Who can blame bond investors for being so glum? In their proposals, Ford and GM reinforce the sense that debt holders should not expect to get paid in full—even with a bailout. Should it get the help, GM pledges it will pay suppliers in full but that it “plans to engage current lenders, bond holders and its unions to negotiate the needed changes.” In other words, creditors of all kinds will have to take a big haircut, much as they do in bankruptcy proceedings. For its part, Chrysler notes that it has run through about $6.9 billion in cash in the second half of 2008 and is down to its last $2.5 billion. The company said it needs a “$7 billion secured working capital bridge loan by December 31, 2008” in order to make it through the first quarter of 2009. Without it, who knows?

Yet while GM and Chrysler appear to exhibit many of the symptoms of bankrupt companies—miniscule stock values, distressed bonds, explicit statements that creditors won’t be paid in full, and an admission that they’re running out of cash—many of those in and around the Big Three act as if the industry has suffered mere flesh wounds. The CEOs of Ford and GM have said they’d be willing to accept $1 salaries in exchange for the bailout. (Chrysler’s CEO, Robert Nardelli, who made a pile while running Home Depot, is already a dollar-a-year man.) I’m curious as to what they think their salaries might be six months hence should the companies be forced into Chapter 11. And it’s tough to imagine any scenario whereby a bankrupt GM, under the control of its creditors, would retain CEO Rick Wagoner.

The United Auto Workers union is also slowly coming to grips with the fact that its historic role as the guarantor of high wages, pensions, and benefits is likely a thing of the past. UAW President Ron Gettelfinger said Wednesday the union might be open to renegotiating contracts and forgoing contributions to its health care trust and, as the Associated Press reported, “that the union will suspend the jobs bank, in which laid-off workers are paid up to 95 percent of their salaries while not working, but he did not give specifics or a timetable of when the program will end.” Um, how about yesterday?

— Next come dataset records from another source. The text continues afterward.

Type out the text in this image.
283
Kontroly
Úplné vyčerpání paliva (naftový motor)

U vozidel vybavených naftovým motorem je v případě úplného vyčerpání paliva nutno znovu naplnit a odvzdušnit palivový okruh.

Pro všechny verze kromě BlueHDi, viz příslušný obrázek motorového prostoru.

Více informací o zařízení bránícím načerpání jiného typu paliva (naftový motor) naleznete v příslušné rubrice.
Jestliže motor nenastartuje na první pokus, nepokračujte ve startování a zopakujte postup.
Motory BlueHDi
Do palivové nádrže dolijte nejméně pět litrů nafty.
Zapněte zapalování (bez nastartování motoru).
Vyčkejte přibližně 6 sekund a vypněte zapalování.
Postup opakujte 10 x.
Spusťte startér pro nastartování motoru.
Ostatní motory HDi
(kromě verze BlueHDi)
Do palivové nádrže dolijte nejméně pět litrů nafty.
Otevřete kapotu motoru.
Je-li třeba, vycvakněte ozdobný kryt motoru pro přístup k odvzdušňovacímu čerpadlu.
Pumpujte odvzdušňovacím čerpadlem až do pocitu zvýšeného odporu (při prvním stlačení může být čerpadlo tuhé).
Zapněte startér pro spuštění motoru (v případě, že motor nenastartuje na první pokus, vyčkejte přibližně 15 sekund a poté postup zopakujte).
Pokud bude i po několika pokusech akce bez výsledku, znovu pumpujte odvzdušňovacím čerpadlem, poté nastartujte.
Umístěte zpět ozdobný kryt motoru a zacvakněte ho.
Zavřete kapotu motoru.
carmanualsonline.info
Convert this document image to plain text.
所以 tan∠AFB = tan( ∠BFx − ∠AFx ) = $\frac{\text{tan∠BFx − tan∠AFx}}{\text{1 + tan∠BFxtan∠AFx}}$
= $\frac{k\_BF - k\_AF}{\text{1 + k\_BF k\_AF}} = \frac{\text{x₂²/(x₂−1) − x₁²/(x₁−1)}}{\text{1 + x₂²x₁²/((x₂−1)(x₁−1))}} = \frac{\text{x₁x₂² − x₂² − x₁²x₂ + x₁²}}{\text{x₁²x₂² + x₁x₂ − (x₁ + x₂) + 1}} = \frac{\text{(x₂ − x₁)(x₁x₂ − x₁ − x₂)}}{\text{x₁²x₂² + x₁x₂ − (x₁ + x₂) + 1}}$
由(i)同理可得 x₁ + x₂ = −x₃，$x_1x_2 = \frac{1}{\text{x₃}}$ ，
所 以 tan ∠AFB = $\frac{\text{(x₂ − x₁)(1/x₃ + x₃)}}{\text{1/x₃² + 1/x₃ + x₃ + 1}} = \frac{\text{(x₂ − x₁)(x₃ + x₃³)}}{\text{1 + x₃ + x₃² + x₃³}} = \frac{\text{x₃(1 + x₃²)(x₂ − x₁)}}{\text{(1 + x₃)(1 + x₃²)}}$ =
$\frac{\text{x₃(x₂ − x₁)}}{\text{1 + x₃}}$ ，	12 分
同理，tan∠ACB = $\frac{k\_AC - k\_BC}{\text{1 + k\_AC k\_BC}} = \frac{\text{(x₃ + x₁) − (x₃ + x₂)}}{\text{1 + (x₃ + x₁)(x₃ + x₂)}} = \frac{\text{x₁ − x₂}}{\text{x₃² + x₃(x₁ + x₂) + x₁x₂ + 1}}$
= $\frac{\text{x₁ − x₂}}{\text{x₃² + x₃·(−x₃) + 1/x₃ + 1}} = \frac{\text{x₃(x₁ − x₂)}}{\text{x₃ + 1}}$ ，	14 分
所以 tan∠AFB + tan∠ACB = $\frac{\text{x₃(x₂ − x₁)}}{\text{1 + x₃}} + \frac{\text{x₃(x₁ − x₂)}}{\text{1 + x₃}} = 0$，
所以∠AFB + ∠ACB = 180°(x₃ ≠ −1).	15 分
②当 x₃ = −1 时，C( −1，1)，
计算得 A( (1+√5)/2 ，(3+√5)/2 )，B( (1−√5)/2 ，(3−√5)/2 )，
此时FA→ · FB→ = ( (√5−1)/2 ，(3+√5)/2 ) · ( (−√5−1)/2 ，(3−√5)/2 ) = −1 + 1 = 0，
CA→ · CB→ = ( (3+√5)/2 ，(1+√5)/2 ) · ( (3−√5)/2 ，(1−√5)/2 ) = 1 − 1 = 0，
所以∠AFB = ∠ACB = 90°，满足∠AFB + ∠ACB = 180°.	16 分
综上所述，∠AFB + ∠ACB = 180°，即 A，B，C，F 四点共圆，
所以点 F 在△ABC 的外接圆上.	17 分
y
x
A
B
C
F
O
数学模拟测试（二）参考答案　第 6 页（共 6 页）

It’s one thing for a union to ask management to pay for no-work jobs. It’s quite another for a union to ask taxpayers to pay for them. Asking for federal help without loudly killing the jobs bank immediately is about as tone-deaf as asking for a bailout after having alit from a corporate jet.

The sad fact is that the U.S. auto industry has essentially failed. Even if car sales come roaring back from their current anemic pace next year, there’s no guarantee the Big Three will return to health, that they’ll be able to stay current on debt payments and raise capital from tough-minded investors. The executives and union leaders speak as if the bailout money is simply needed to tide them over until the sun comes back out. Exuding and instilling such confidence is a big part of their jobs. But increasingly, it seems that the federal funding they’re requesting is necessary to help manage failure, not to stave it off.